Language of document : ECLI:EU:T:2009:97

ARREST VAN HET GERECHT (Eerste kamer)

1 april 2009

Zaak T‑385/04

Gregorio Valero Jordana

tegen

Commissie van de Europese Gemeenschappen

„Openbare dienst – Ambtenaren – Beroep tot nietigverklaring – Beroep tot schadevergoeding – Bevordering – Toekenning van gratificatiepunten”

Betreft: Beroep, strekkende tot nietigverklaring van, ten eerste, het besluit van de directeur-generaal van de juridische dienst van de Commissie om verzoeker in het kader van de bevorderingsronde 2003 slechts één gratificatiepunt van het directoraat-generaal toe te kennen, welk besluit op 7 juli 2003 is meegedeeld en is bevestigd bij een besluit van het tot aanstelling bevoegd gezag waarvan op 16 december 2003 kennis is gegeven; ten tweede, van het op 16 december 2003 ter kennis gebracht besluit van het tot aanstelling bevoegd gezag om verzoeker in het kader van de bevorderingsronde 2003 in totaal 20 punten toe te kennen; van de lijst van verdienstelijke ambtenaren van de rang A 5 in het kader van de bevorderingsronde 2003, gepubliceerd in de Mededelingen van de administratie nr. 69‑2003 van 13 november 2003; van de lijst van in het kader van de bevorderingsronde 2003 tot de rang A 4 bevorderde ambtenaren, gepubliceerd in de Mededelingen van de administratie nr. 73‑2003 van 27 november 2003; van het besluit om verzoekers naam niet op te nemen op die lijsten; ten derde, van het besluit van het tot aanstelling bevoegd gezag om verzoeker in het kader van de bevorderingsronde 2003 geen extra gratificatiepunt toe te kennen, zoals dit besluit volgt uit de brief van 22 februari 2007 en uit het besluit van 17 april 2007, en strekkende tot toekenning van een schadevergoeding van 5 000 EUR.

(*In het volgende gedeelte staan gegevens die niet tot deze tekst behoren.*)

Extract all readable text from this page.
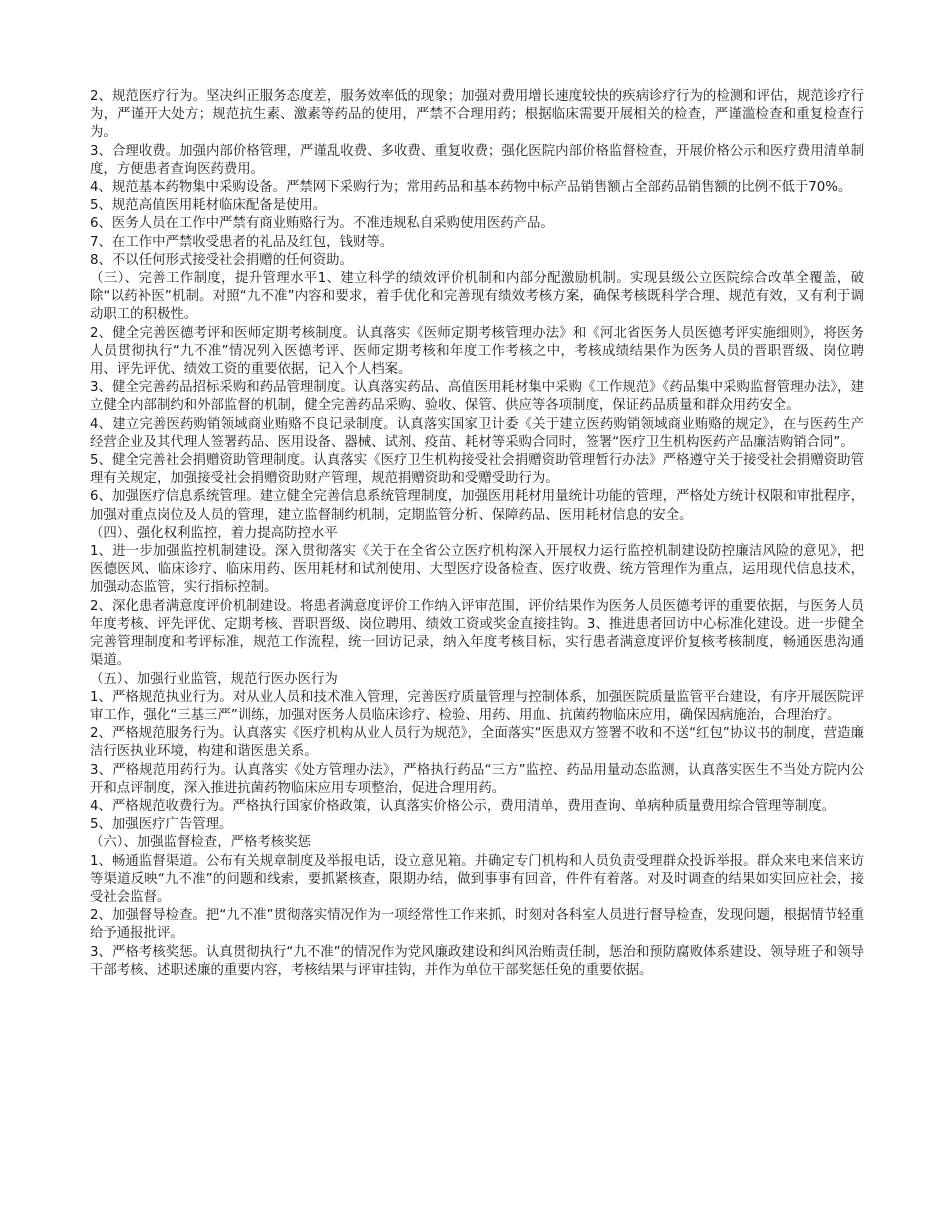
2、规范医疗行为。坚决纠正服务态度差，服务效率低的现象；加强对费用增长速度较快的疾病诊疗行为的检测和评估，规范诊疗行为，严谨开大处方；规范抗生素、激素等药品的使用，严禁不合理用药；根据临床需要开展相关的检查，严谨滥检查和重复检查行为。

3、合理收费。加强内部价格管理，严谨乱收费、多收费、重复收费；强化医院内部价格监督检查，开展价格公示和医疗费用清单制度，方便患者查询医药费用。

4、规范基本药物集中采购设备。严禁网下采购行为；常用药品和基本药物中标产品销售额占全部药品销售额的比例不低于70%。

5、规范高值医用耗材临床配备是使用。

6、医务人员在工作中严禁有商业贿赂行为。不准违规私自采购使用医药产品。

7、在工作中严禁收受患者的礼品及红包，钱财等。

8、不以任何形式接受社会捐赠的任何资助。

（三）、完善工作制度，提升管理水平1、建立科学的绩效评价机制和内部分配激励机制。实现县级公立医院综合改革全覆盖，破除“以药补医”机制。对照“九不准”内容和要求，着手优化和完善现有绩效考核方案，确保考核既科学合理、规范有效，又有利于调动职工的积极性。

2、健全完善医德考评和医师定期考核制度。认真落实《医师定期考核管理办法》和《河北省医务人员医德考评实施细则》，将医务人员贯彻执行“九不准”情况列入医德考评、医师定期考核和年度工作考核之中，考核成绩结果作为医务人员的晋职晋级、岗位聘用、评先评优、绩效工资的重要依据，记入个人档案。

3、健全完善药品招标采购和药品管理制度。认真落实药品、高值医用耗材集中采购《工作规范》《药品集中采购监督管理办法》，建立健全内部制约和外部监督的机制，健全完善药品采购、验收、保管、供应等各项制度，保证药品质量和群众用药安全。

4、建立完善医药购销领域商业贿赂不良记录制度。认真落实国家卫计委《关于建立医药购销领域商业贿赂的规定》，在与医药生产经营企业及其代理人签署药品、医用设备、器械、试剂、疫苗、耗材等采购合同时，签署“医疗卫生机构医药产品廉洁购销合同”。

5、健全完善社会捐赠资助管理制度。认真落实《医疗卫生机构接受社会捐赠资助管理暂行办法》严格遵守关于接受社会捐赠资助管理有关规定，加强接受社会捐赠资助财产管理，规范捐赠资助和受赠受助行为。

6、加强医疗信息系统管理。建立健全完善信息系统管理制度，加强医用耗材用量统计功能的管理，严格处方统计权限和审批程序，加强对重点岗位及人员的管理，建立监督制约机制，定期监管分析、保障药品、医用耗材信息的安全。

（四）、强化权利监控，着力提高防控水平

1、进一步加强监控机制建设。深入贯彻落实《关于在全省公立医疗机构深入开展权力运行监控机制建设防控廉洁风险的意见》，把医德医风、临床诊疗、临床用药、医用耗材和试剂使用、大型医疗设备检查、医疗收费、统方管理作为重点，运用现代信息技术，加强动态监管，实行指标控制。

2、深化患者满意度评价机制建设。将患者满意度评价工作纳入评审范围，评价结果作为医务人员医德考评的重要依据，与医务人员年度考核、评先评优、定期考核、晋职晋级、岗位聘用、绩效工资或奖金直接挂钩。3、推进患者回访中心标准化建设。进一步健全完善管理制度和考评标准，规范工作流程，统一回访记录，纳入年度考核目标，实行患者满意度评价复核考核制度，畅通医患沟通渠道。

（五）、加强行业监管，规范行医办医行为

1、严格规范执业行为。对从业人员和技术准入管理，完善医疗质量管理与控制体系，加强医院质量监管平台建设，有序开展医院评审工作，强化“三基三严”训练，加强对医务人员临床诊疗、检验、用药、用血、抗菌药物临床应用，确保因病施治，合理治疗。

2、严格规范服务行为。认真落实《医疗机构从业人员行为规范》，全面落实“医患双方签署不收和不送“红包”协议书的制度，营造廉洁行医执业环境，构建和谐医患关系。

3、严格规范用药行为。认真落实《处方管理办法》，严格执行药品“三方”监控、药品用量动态监测，认真落实医生不当处方院内公开和点评制度，深入推进抗菌药物临床应用专项整治，促进合理用药。

4、严格规范收费行为。严格执行国家价格政策，认真落实价格公示，费用清单，费用查询、单病种质量费用综合管理等制度。

5、加强医疗广告管理。

（六）、加强监督检查，严格考核奖惩

1、畅通监督渠道。公布有关规章制度及举报电话，设立意见箱。并确定专门机构和人员负责受理群众投诉举报。群众来电来信来访等渠道反映“九不准”的问题和线索，要抓紧核查，限期办结，做到事事有回音，件件有着落。对及时调查的结果如实回应社会，接受社会监督。

2、加强督导检查。把“九不准”贯彻落实情况作为一项经常性工作来抓，时刻对各科室人员进行督导检查，发现问题，根据情节轻重给予通报批评。

3、严格考核奖惩。认真贯彻执行“九不准”的情况作为党风廉政建设和纠风治贿责任制，惩治和预防腐败体系建设、领导班子和领导干部考核、述职述廉的重要内容，考核结果与评审挂钩，并作为单位干部奖惩任免的重要依据。
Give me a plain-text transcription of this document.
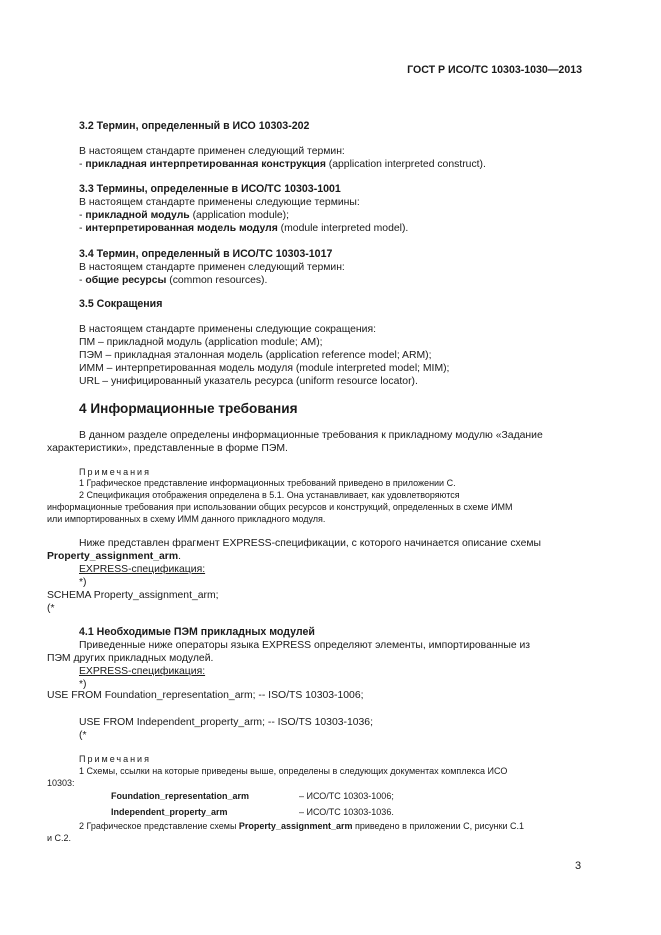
ГОСТ Р ИСО/ТС 10303-1030—2013
3.2 Термин, определенный в ИСО 10303-202
В настоящем стандарте применен следующий термин:
- прикладная интерпретированная конструкция (application interpreted construct).
3.3 Термины, определенные в ИСО/ТС 10303-1001
В настоящем стандарте применены следующие термины:
- прикладной модуль (application module);
- интерпретированная модель модуля (module interpreted model).
3.4 Термин, определенный в ИСО/ТС 10303-1017
В настоящем стандарте применен следующий термин:
- общие ресурсы (common resources).
3.5 Сокращения
В настоящем стандарте применены следующие сокращения:
ПМ – прикладной модуль (application module; АМ);
ПЭМ – прикладная эталонная модель (application reference model; ARM);
ИММ – интерпретированная модель модуля (module interpreted model; MIM);
URL – унифицированный указатель ресурса (uniform resource locator).
4 Информационные требования
В данном разделе определены информационные требования к прикладному модулю «Задание
характеристики», представленные в форме ПЭМ.
Примечания
1 Графическое представление информационных требований приведено в приложении С.
2 Спецификация отображения определена в 5.1. Она устанавливает, как удовлетворяются
информационные требования при использовании общих ресурсов и конструкций, определенных в схеме ИММ
или импортированных в схему ИММ данного прикладного модуля.
Ниже представлен фрагмент EXPRESS-спецификации, с которого начинается описание схемы
Property_assignment_arm.
EXPRESS-спецификация:
*)
SCHEMA Property_assignment_arm;
(*
4.1 Необходимые ПЭМ прикладных модулей
Приведенные ниже операторы языка EXPRESS определяют элементы, импортированные из
ПЭМ других прикладных модулей.
EXPRESS-спецификация:
*)
USE FROM Foundation_representation_arm; -- ISO/TS 10303-1006;
USE FROM Independent_property_arm; -- ISO/TS 10303-1036;
(*
Примечания
1 Схемы, ссылки на которые приведены выше, определены в следующих документах комплекса ИСО
10303:
Foundation_representation_arm	– ИСО/ТС 10303-1006;
Independent_property_arm	– ИСО/ТС 10303-1036.
2 Графическое представление схемы Property_assignment_arm приведено в приложении С, рисунки С.1
и С.2.
3
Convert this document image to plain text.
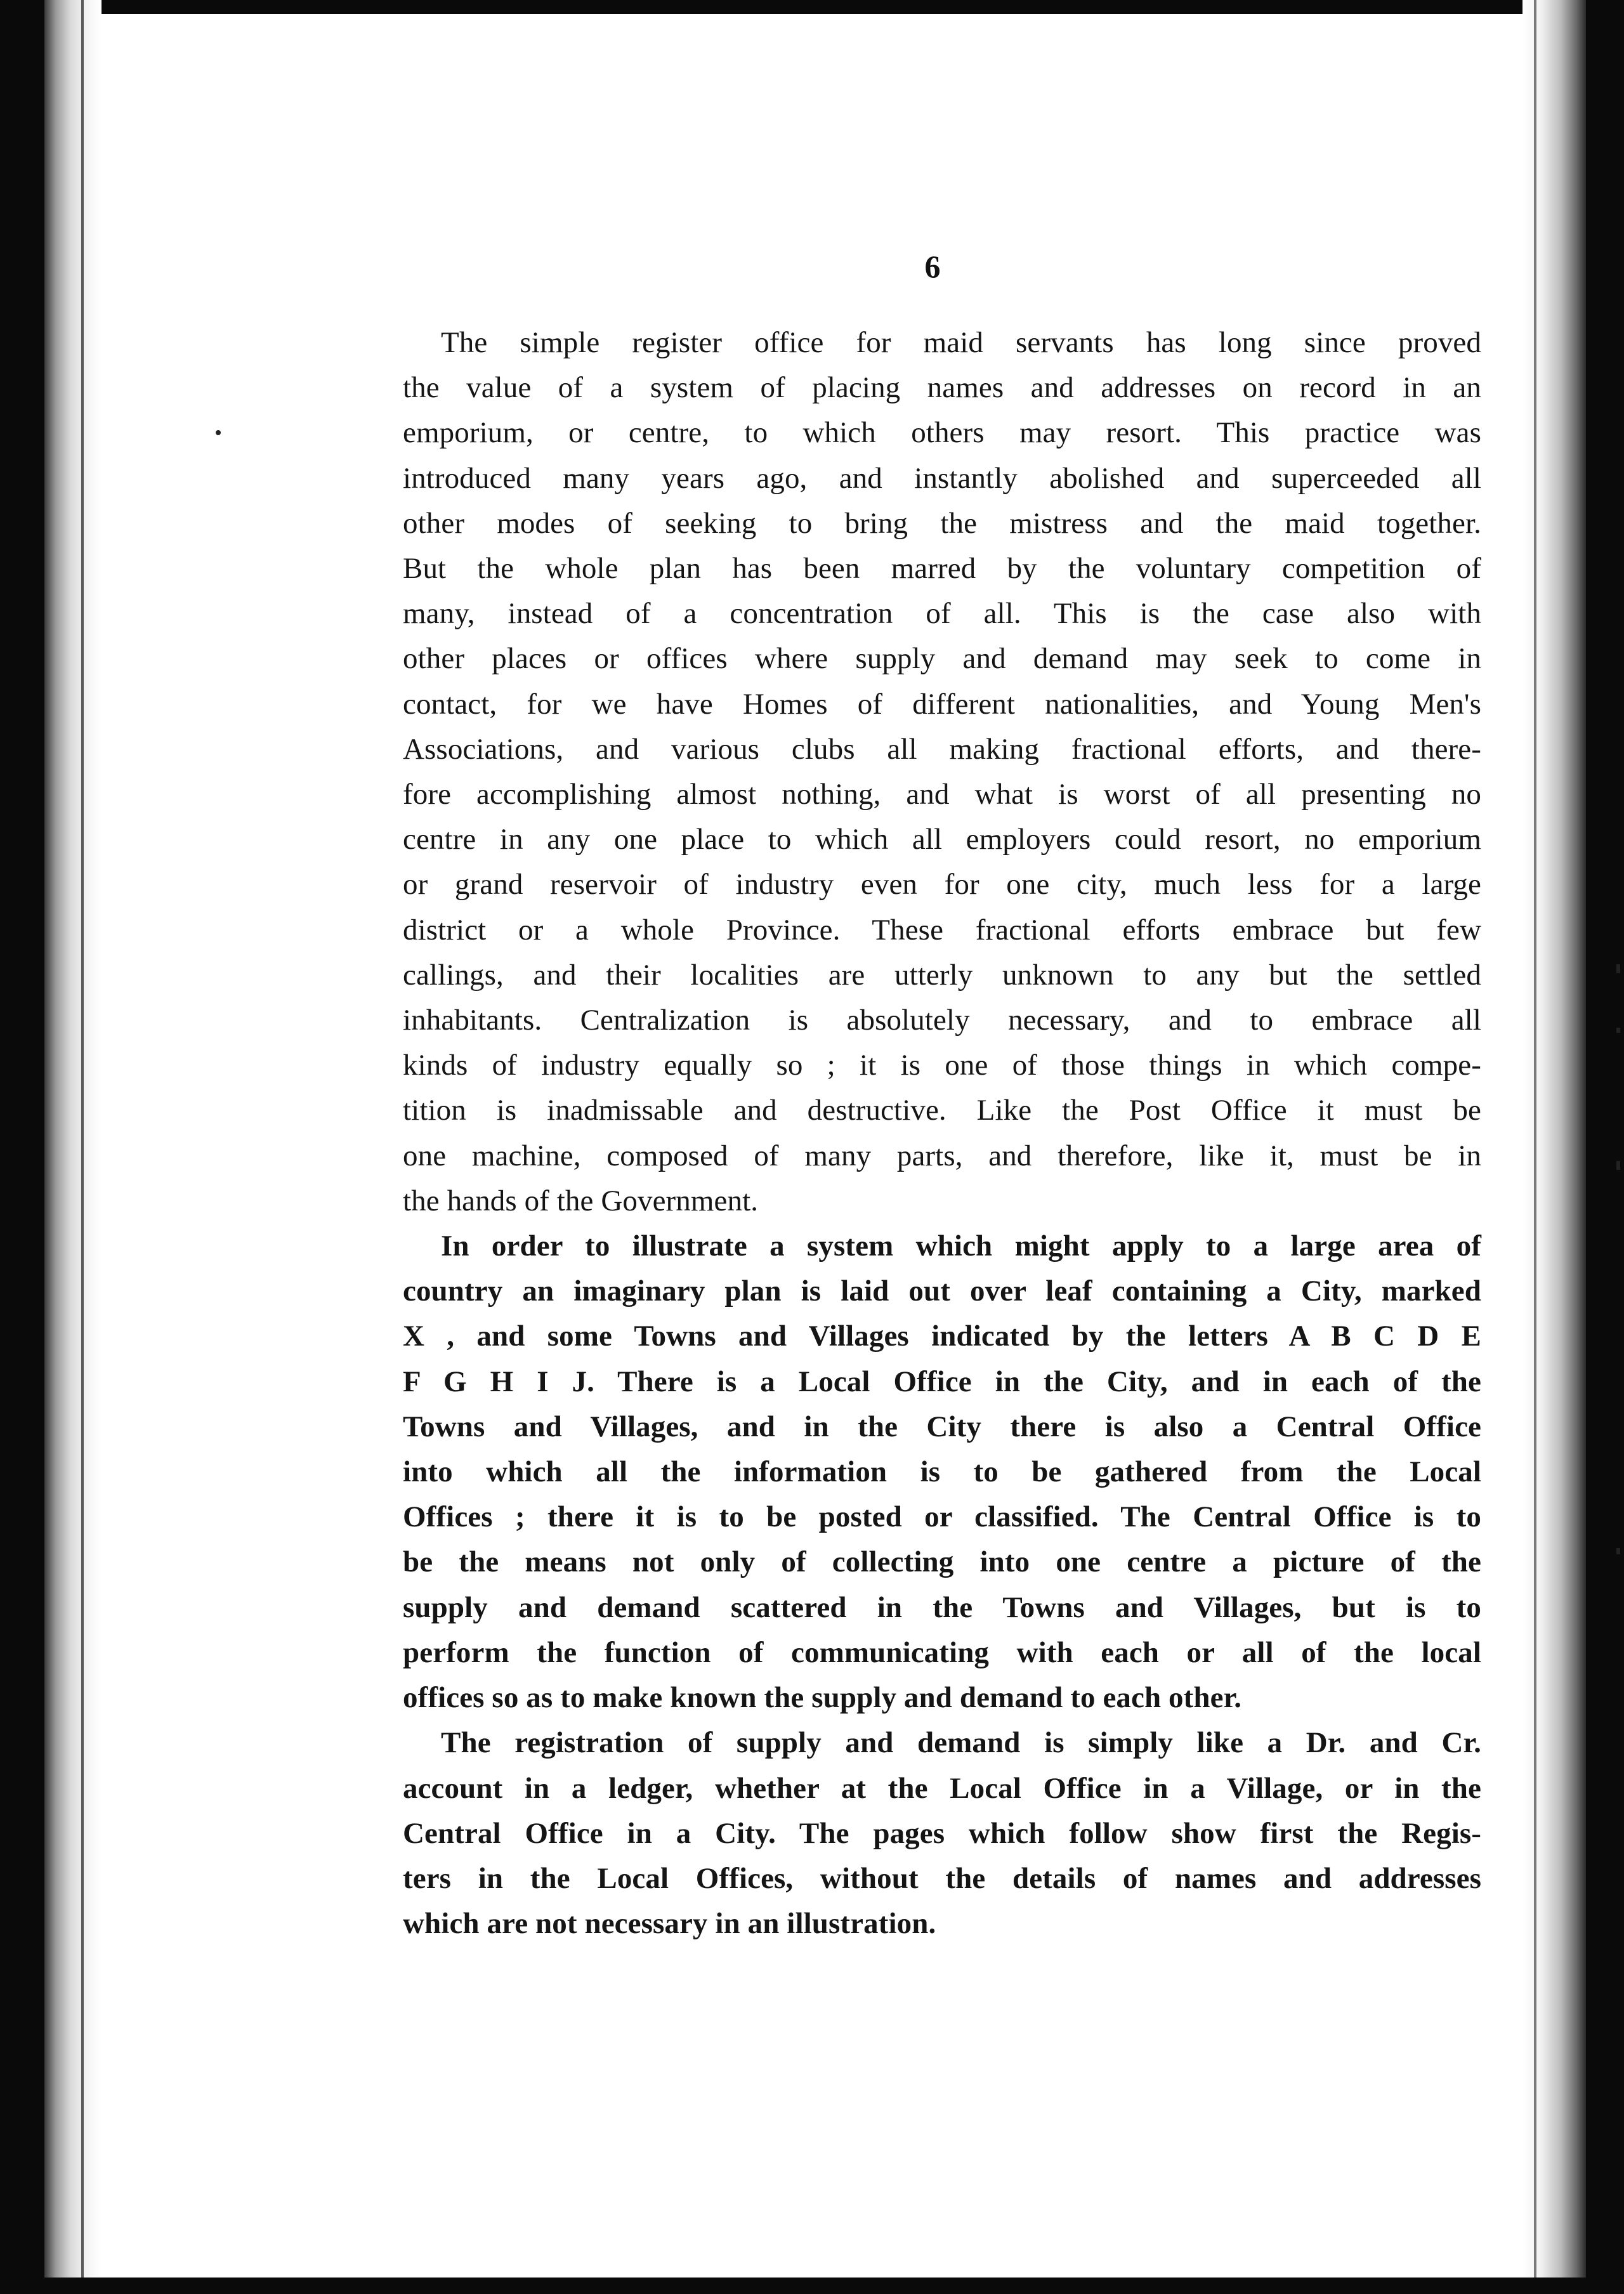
6

The simple register office for maid servants has long since proved
the value of a system of placing names and addresses on record in an
emporium, or centre, to which others may resort. This practice was
introduced many years ago, and instantly abolished and superceeded all
other modes of seeking to bring the mistress and the maid together.
But the whole plan has been marred by the voluntary competition of
many, instead of a concentration of all. This is the case also with
other places or offices where supply and demand may seek to come in
contact, for we have Homes of different nationalities, and Young Men's
Associations, and various clubs all making fractional efforts, and there-
fore accomplishing almost nothing, and what is worst of all presenting no
centre in any one place to which all employers could resort, no emporium
or grand reservoir of industry even for one city, much less for a large
district or a whole Province. These fractional efforts embrace but few
callings, and their localities are utterly unknown to any but the settled
inhabitants. Centralization is absolutely necessary, and to embrace all
kinds of industry equally so ; it is one of those things in which compe-
tition is inadmissable and destructive. Like the Post Office it must be
one machine, composed of many parts, and therefore, like it, must be in
the hands of the Government.

In order to illustrate a system which might apply to a large area of
country an imaginary plan is laid out over leaf containing a City, marked
X , and some Towns and Villages indicated by the letters A B C D E
F G H I J. There is a Local Office in the City, and in each of the
Towns and Villages, and in the City there is also a Central Office
into which all the information is to be gathered from the Local
Offices ; there it is to be posted or classified. The Central Office is to
be the means not only of collecting into one centre a picture of the
supply and demand scattered in the Towns and Villages, but is to
perform the function of communicating with each or all of the local
offices so as to make known the supply and demand to each other.

The registration of supply and demand is simply like a Dr. and Cr.
account in a ledger, whether at the Local Office in a Village, or in the
Central Office in a City. The pages which follow show first the Regis-
ters in the Local Offices, without the details of names and addresses
which are not necessary in an illustration.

Beslissing: De besluiten van de Commissie om het totale aantal bevorderingspunten van Valero Jordana op 20 punten vast te stellen en om hem niet te plaatsen op de lijst van ambtenaren die in het kader van de bevorderingsronde 2003 tot de rang A 4 zijn bevorderd, worden nietig verklaard. Het beroep wordt voor het overige verworpen. De Commissie wordt verwezen in de kosten.

Samenvatting

1.      Ambtenaren – Beroep – Bezwarend besluit – Door Commissie ingevoerd bevorderingsstelsel – Afsluiting van bevorderingsronde met handeling die een besluit inhoudt tot vaststelling van de lijst van bevorderde ambtenaren en een besluit tot vaststelling van aan de ambtenaren toegekende punten – Autonome besluiten die vastbaar zijn voor afzonderlijke beroepen of voor één beroep

(Ambtenarenstatuut, art. 45, lid 1, 90 en 91)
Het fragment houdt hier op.